His glamorous young wife, Anne, strides around Downing Street showing off her designer gear while disclaiming any similarity to ‘Carrie Antoinette’. The new PM’s deputy is a combative northerner who likes to swing her fists. A female John Prescott, maybe. Among the PM’s advisers is a scruffy maverick from Northumberland, Seth Dickens, who wants to privatise the NHS, scrap the House of Lords and liberate all schools from state control. He uses a robot that collects private data about civil servants which is supposed to be a secret, even though it sits on a desk for all to see. Dickens, played by Ryan Early, dances on the spot during political discussions like a DJ at a rave which suggests that he doesn’t have enough to do on stage.
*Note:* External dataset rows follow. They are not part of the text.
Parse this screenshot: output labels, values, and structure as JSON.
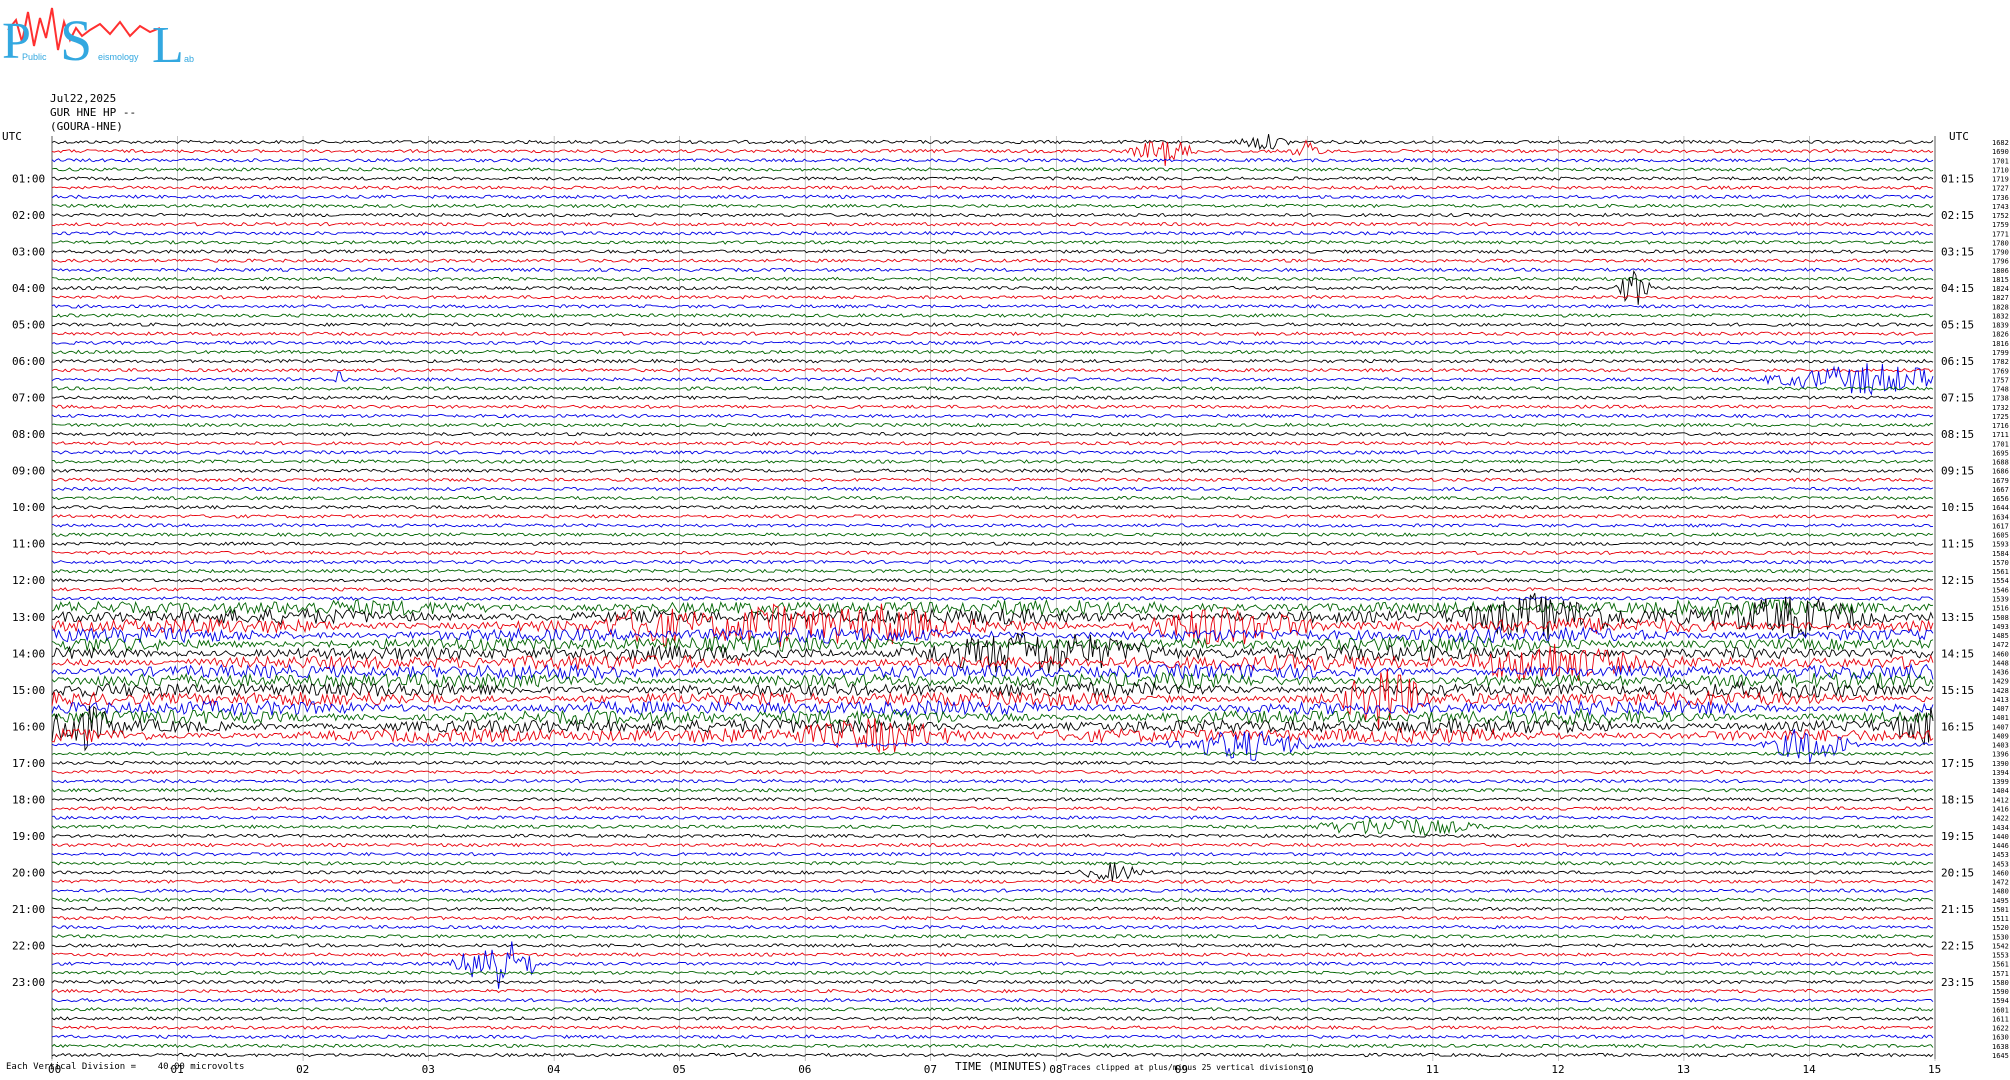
{
  "logo": {
    "letters": [
      "P",
      "S",
      "L"
    ],
    "subtext": [
      "Public",
      "eismology",
      "ab"
    ]
  },
  "header": {
    "date": "Jul22,2025",
    "line2": "GUR HNE HP --",
    "line3": "(GOURA-HNE)"
  },
  "footer": {
    "left_text": "Each Vertical Division =    40.00 microvolts",
    "xlabel": "TIME (MINUTES)",
    "clip_note": "Traces clipped at plus/minus 25 vertical divisions"
  },
  "chart_data": {
    "type": "line",
    "left_axis_label": "UTC",
    "right_axis_label": "UTC",
    "x_ticks": [
      "00",
      "01",
      "02",
      "03",
      "04",
      "05",
      "06",
      "07",
      "08",
      "09",
      "10",
      "11",
      "12",
      "13",
      "14",
      "15"
    ],
    "xlim": [
      0,
      15
    ],
    "rows_per_hour": 4,
    "left_hour_labels": [
      "01:00",
      "02:00",
      "03:00",
      "04:00",
      "05:00",
      "06:00",
      "07:00",
      "08:00",
      "09:00",
      "10:00",
      "11:00",
      "12:00",
      "13:00",
      "14:00",
      "15:00",
      "16:00",
      "17:00",
      "18:00",
      "19:00",
      "20:00",
      "21:00",
      "22:00",
      "23:00"
    ],
    "right_hour_labels": [
      "01:15",
      "02:15",
      "03:15",
      "04:15",
      "05:15",
      "06:15",
      "07:15",
      "08:15",
      "09:15",
      "10:15",
      "11:15",
      "12:15",
      "13:15",
      "14:15",
      "15:15",
      "16:15",
      "17:15",
      "18:15",
      "19:15",
      "20:15",
      "21:15",
      "22:15",
      "23:15"
    ],
    "trace_colors": [
      "#000000",
      "#e8000b",
      "#0000e6",
      "#006400"
    ],
    "right_values": [
      "1682",
      "1690",
      "1701",
      "1710",
      "1719",
      "1727",
      "1736",
      "1743",
      "1752",
      "1759",
      "1771",
      "1780",
      "1790",
      "1796",
      "1806",
      "1815",
      "1824",
      "1827",
      "1828",
      "1832",
      "1839",
      "1826",
      "1816",
      "1799",
      "1782",
      "1769",
      "1757",
      "1748",
      "1738",
      "1732",
      "1725",
      "1716",
      "1711",
      "1701",
      "1695",
      "1688",
      "1686",
      "1679",
      "1667",
      "1656",
      "1644",
      "1634",
      "1617",
      "1605",
      "1593",
      "1584",
      "1570",
      "1561",
      "1554",
      "1546",
      "1539",
      "1516",
      "1508",
      "1493",
      "1485",
      "1472",
      "1460",
      "1448",
      "1436",
      "1429",
      "1428",
      "1413",
      "1407",
      "1401",
      "1407",
      "1409",
      "1403",
      "1396",
      "1390",
      "1394",
      "1399",
      "1404",
      "1412",
      "1416",
      "1422",
      "1434",
      "1440",
      "1446",
      "1453",
      "1453",
      "1460",
      "1472",
      "1480",
      "1495",
      "1501",
      "1511",
      "1520",
      "1530",
      "1542",
      "1553",
      "1561",
      "1571",
      "1580",
      "1590",
      "1594",
      "1601",
      "1611",
      "1622",
      "1630",
      "1638",
      "1645"
    ],
    "events": [
      {
        "row": 1,
        "minute": 8.85,
        "amp": 14,
        "dur": 0.3
      },
      {
        "row": 0,
        "minute": 9.65,
        "amp": 8,
        "dur": 0.25
      },
      {
        "row": 1,
        "minute": 10.0,
        "amp": 10,
        "dur": 0.15
      },
      {
        "row": 16,
        "minute": 12.6,
        "amp": 22,
        "dur": 0.15
      },
      {
        "row": 26,
        "minute": 14.5,
        "amp": 16,
        "dur": 1.0
      },
      {
        "row": 26,
        "minute": 2.3,
        "amp": 14,
        "dur": 0.05
      },
      {
        "row": 53,
        "minute": 4.8,
        "amp": 18,
        "dur": 0.5
      },
      {
        "row": 53,
        "minute": 5.7,
        "amp": 20,
        "dur": 0.7
      },
      {
        "row": 53,
        "minute": 6.6,
        "amp": 16,
        "dur": 0.6
      },
      {
        "row": 53,
        "minute": 9.3,
        "amp": 18,
        "dur": 0.8
      },
      {
        "row": 52,
        "minute": 11.8,
        "amp": 20,
        "dur": 0.8
      },
      {
        "row": 52,
        "minute": 13.9,
        "amp": 18,
        "dur": 0.8
      },
      {
        "row": 56,
        "minute": 7.8,
        "amp": 20,
        "dur": 1.2
      },
      {
        "row": 57,
        "minute": 11.9,
        "amp": 22,
        "dur": 0.8
      },
      {
        "row": 61,
        "minute": 10.6,
        "amp": 30,
        "dur": 0.4
      },
      {
        "row": 64,
        "minute": 0.15,
        "amp": 24,
        "dur": 0.4
      },
      {
        "row": 66,
        "minute": 9.5,
        "amp": 16,
        "dur": 0.7
      },
      {
        "row": 66,
        "minute": 14.0,
        "amp": 20,
        "dur": 0.4
      },
      {
        "row": 64,
        "minute": 15.0,
        "amp": 18,
        "dur": 0.4
      },
      {
        "row": 65,
        "minute": 6.6,
        "amp": 16,
        "dur": 0.8
      },
      {
        "row": 75,
        "minute": 10.7,
        "amp": 10,
        "dur": 0.8
      },
      {
        "row": 80,
        "minute": 8.45,
        "amp": 9,
        "dur": 0.3
      },
      {
        "row": 90,
        "minute": 3.55,
        "amp": 30,
        "dur": 0.4
      }
    ],
    "active_rows": [
      51,
      52,
      53,
      54,
      55,
      56,
      57,
      58,
      59,
      60,
      61,
      62,
      63,
      64,
      65
    ]
  }
}
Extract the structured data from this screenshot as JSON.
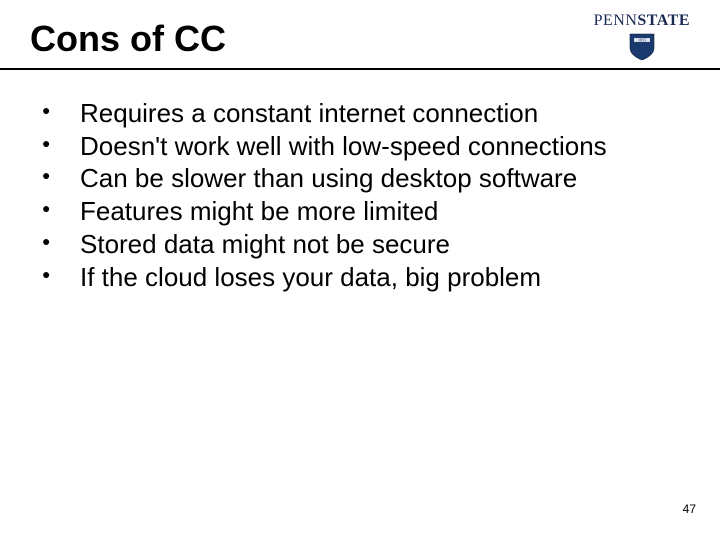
{
  "header": {
    "title": "Cons of CC",
    "logo": {
      "name_thin": "PENN",
      "name_bold": "STATE",
      "shield_year": "1855"
    }
  },
  "bullets": [
    "Requires a constant internet connection",
    "Doesn't work well with low-speed connections",
    "Can be slower than using desktop software",
    "Features might be more limited",
    "Stored data might not be secure",
    "If the cloud loses your data, big problem"
  ],
  "page_number": "47"
}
He’s not the only actor trying to amplify his role with bits of business.

The story becomes a little unwieldly as the UK lurches from crisis to crisis. Power cuts interrupt the electricity supply while a volcanic ash-cloud threatens to ground all flights. Meanwhile, SNP plotters are making a grab for power as widespread rioting breaks out following a car-crash involving King Charles’s limousine, which has run into a pedestrian. A plan to reform the constitutional position of the monarchy coincides with a move to realign Britain with the single market, and so on and so forth.

The chief whip, wearing a Michael Fabricant wig, wanders around the place carrying a poisonous tarantula that’s likely to bite someone. Eventually it does. As the victim falls, the plot takes off. The show’s most attractive feature is its focus on wordplay. The PM believes that ‘nuclear’ is pronounced ‘unclear’ and that ‘log-sticks’ means the same as ‘logistics’. He suffers from the delusion that ‘FTSE’ refers to a form of toe-to-toe flirtation beneath the dinner-table.

There are many other enjoyable details squirrelled away. Waggner once served as an arts minister but when he told the tabloids he liked opera he became a hate figure. It’s clear that the writer has more interest in the psychological nuances of his subjects than he can display in this farcical show. A play with more broth and less froth might work better.